The review synthesized microbiological and clinical studies involving Clostridium perfringens isolated from human intestinal microbiomes, foodborne outbreaks, environmental reservoirs, and infected patients. These studies examined sporulation, germination, toxin production, and microbiome persistence. These organisms function as microbiome commensals but transition into toxin-producing pathogens when microbiome conditions favor sporulation and germination.
What were the most important findings?
The most important finding was that sporulation enables microbiome survival, toxin production, and infection transmission. Major microbial associations included sporulation triggered by microbiome stress, toxin production during sporulation, and germination triggered by microbiome-derived bile acids and nutrients. Spores resist antibiotics, disinfectants, and immune defenses, allowing persistence in the microbiome and environment. Germination restores bacterial growth and toxin production, enabling pathogenic expansion.
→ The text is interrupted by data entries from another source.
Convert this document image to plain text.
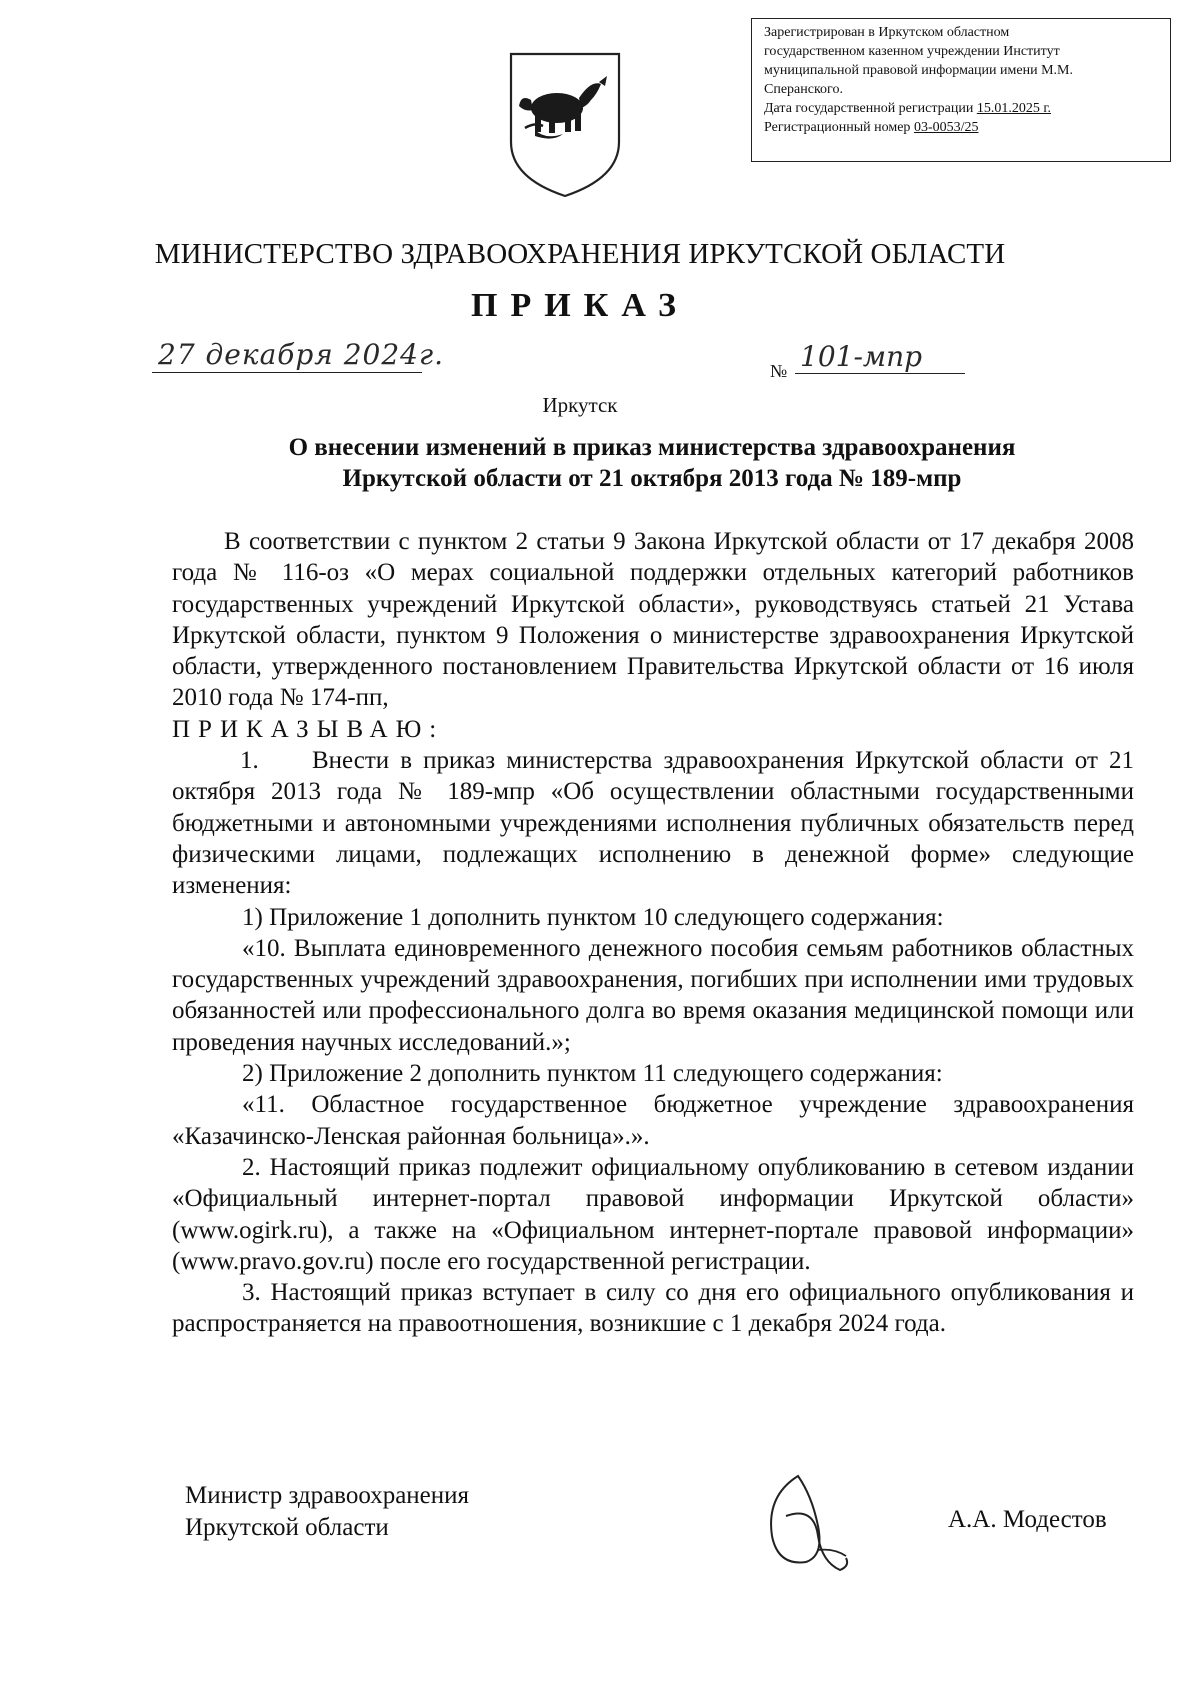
Зарегистрирован в Иркутском областном
государственном казенном учреждении Институт
муниципальной правовой информации имени М.М.
Сперанского.
Дата государственной регистрации 15.01.2025 г.
Регистрационный номер 03-0053/25
МИНИСТЕРСТВО ЗДРАВООХРАНЕНИЯ ИРКУТСКОЙ ОБЛАСТИ
ПРИКАЗ
27 декабря 2024г.	№ 101-мпр
Иркутск
О внесении изменений в приказ министерства здравоохранения
Иркутской области от 21 октября 2013 года № 189-мпр

В соответствии с пунктом 2 статьи 9 Закона Иркутской области от 17 декабря 2008 года № 116-оз «О мерах социальной поддержки отдельных категорий работников государственных учреждений Иркутской области», руководствуясь статьей 21 Устава Иркутской области, пунктом 9 Положения о министерстве здравоохранения Иркутской области, утвержденного постановлением Правительства Иркутской области от 16 июля 2010 года № 174-пп,

ПРИКАЗЫВАЮ:

1. Внести в приказ министерства здравоохранения Иркутской области от 21 октября 2013 года № 189-мпр «Об осуществлении областными государственными бюджетными и автономными учреждениями исполнения публичных обязательств перед физическими лицами, подлежащих исполнению в денежной форме» следующие изменения:

1) Приложение 1 дополнить пунктом 10 следующего содержания:

«10. Выплата единовременного денежного пособия семьям работников областных государственных учреждений здравоохранения, погибших при исполнении ими трудовых обязанностей или профессионального долга во время оказания медицинской помощи или проведения научных исследований.»;

2) Приложение 2 дополнить пунктом 11 следующего содержания:

«11. Областное государственное бюджетное учреждение здравоохранения «Казачинско-Ленская районная больница».».

2. Настоящий приказ подлежит официальному опубликованию в сетевом издании «Официальный интернет-портал правовой информации Иркутской области» (www.ogirk.ru), а также на «Официальном интернет-портале правовой информации» (www.pravo.gov.ru) после его государственной регистрации.

3. Настоящий приказ вступает в силу со дня его официального опубликования и распространяется на правоотношения, возникшие с 1 декабря 2024 года.

Министр здравоохранения
Иркутской области	А.А. Модестов
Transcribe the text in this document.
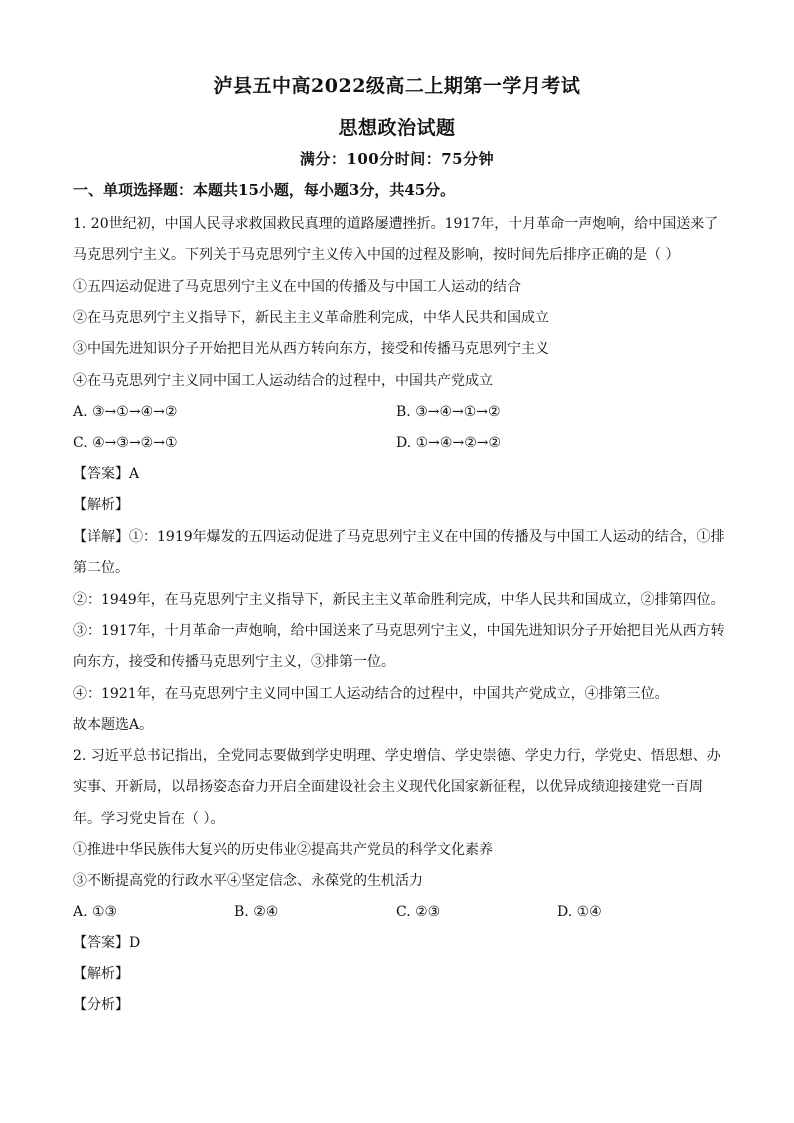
泸县五中高2022级高二上期第一学月考试
思想政治试题
满分：100分时间：75分钟
一、单项选择题：本题共15小题，每小题3分，共45分。
1. 20世纪初，中国人民寻求救国救民真理的道路屡遭挫折。1917年，十月革命一声炮响，给中国送来了
马克思列宁主义。下列关于马克思列宁主义传入中国的过程及影响，按时间先后排序正确的是（ ）
①五四运动促进了马克思列宁主义在中国的传播及与中国工人运动的结合
②在马克思列宁主义指导下，新民主主义革命胜利完成，中华人民共和国成立
③中国先进知识分子开始把目光从西方转向东方，接受和传播马克思列宁主义
④在马克思列宁主义同中国工人运动结合的过程中，中国共产党成立
A. ③→①→④→②	B. ③→④→①→②
C. ④→③→②→①	D. ①→④→②→②
【答案】A
【解析】
【详解】①：1919年爆发的五四运动促进了马克思列宁主义在中国的传播及与中国工人运动的结合，①排
第二位。
②：1949年，在马克思列宁主义指导下，新民主主义革命胜利完成，中华人民共和国成立，②排第四位。
③：1917年，十月革命一声炮响，给中国送来了马克思列宁主义，中国先进知识分子开始把目光从西方转
向东方，接受和传播马克思列宁主义，③排第一位。
④：1921年，在马克思列宁主义同中国工人运动结合的过程中，中国共产党成立，④排第三位。
故本题选A。
2. 习近平总书记指出，全党同志要做到学史明理、学史增信、学史崇德、学史力行，学党史、悟思想、办
实事、开新局，以昂扬姿态奋力开启全面建设社会主义现代化国家新征程，以优异成绩迎接建党一百周
年。学习党史旨在（ ）。
①推进中华民族伟大复兴的历史伟业②提高共产党员的科学文化素养
③不断提高党的行政水平④坚定信念、永葆党的生机活力
A. ①③	B. ②④	C. ②③	D. ①④
【答案】D
【解析】
【分析】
What are the greatest implications of this review?
This review demonstrated that sporulation is the primary microbiome survival and transmission mechanism in Clostridium perfringens. The strong link between sporulation and toxin production confirms that microbiome conditions regulate disease risk. Detection of sporulating strains represents a key microbiome risk signature. Targeting sporulation or germination may prevent infection and reduce transmission.
Clostridium perfringens
Clostridium perfringens is a fast-growing, Gram-positive, spore-forming anaerobe and a major toxin-mediated pathogen affecting humans and animals. Widely distributed in soil, food, and gastrointestinal microbiota, it causes diseases ranging from food poisoning and antibiotic-associated diarrhoea to life-threatening clostridial myonecrosis. Its pathogenicity is driven by diverse plasmid-encoded toxins, including α-toxin, enterotoxin, and perfringolysin O, while conjugative mobile genetic elements facilitate rapid dissemination of antimicrobial resistance and virulence traits. Genome-informed toxinotyping and molecular surveillance are therefore essential for accurate risk assessment, clinical management, and outbreak control.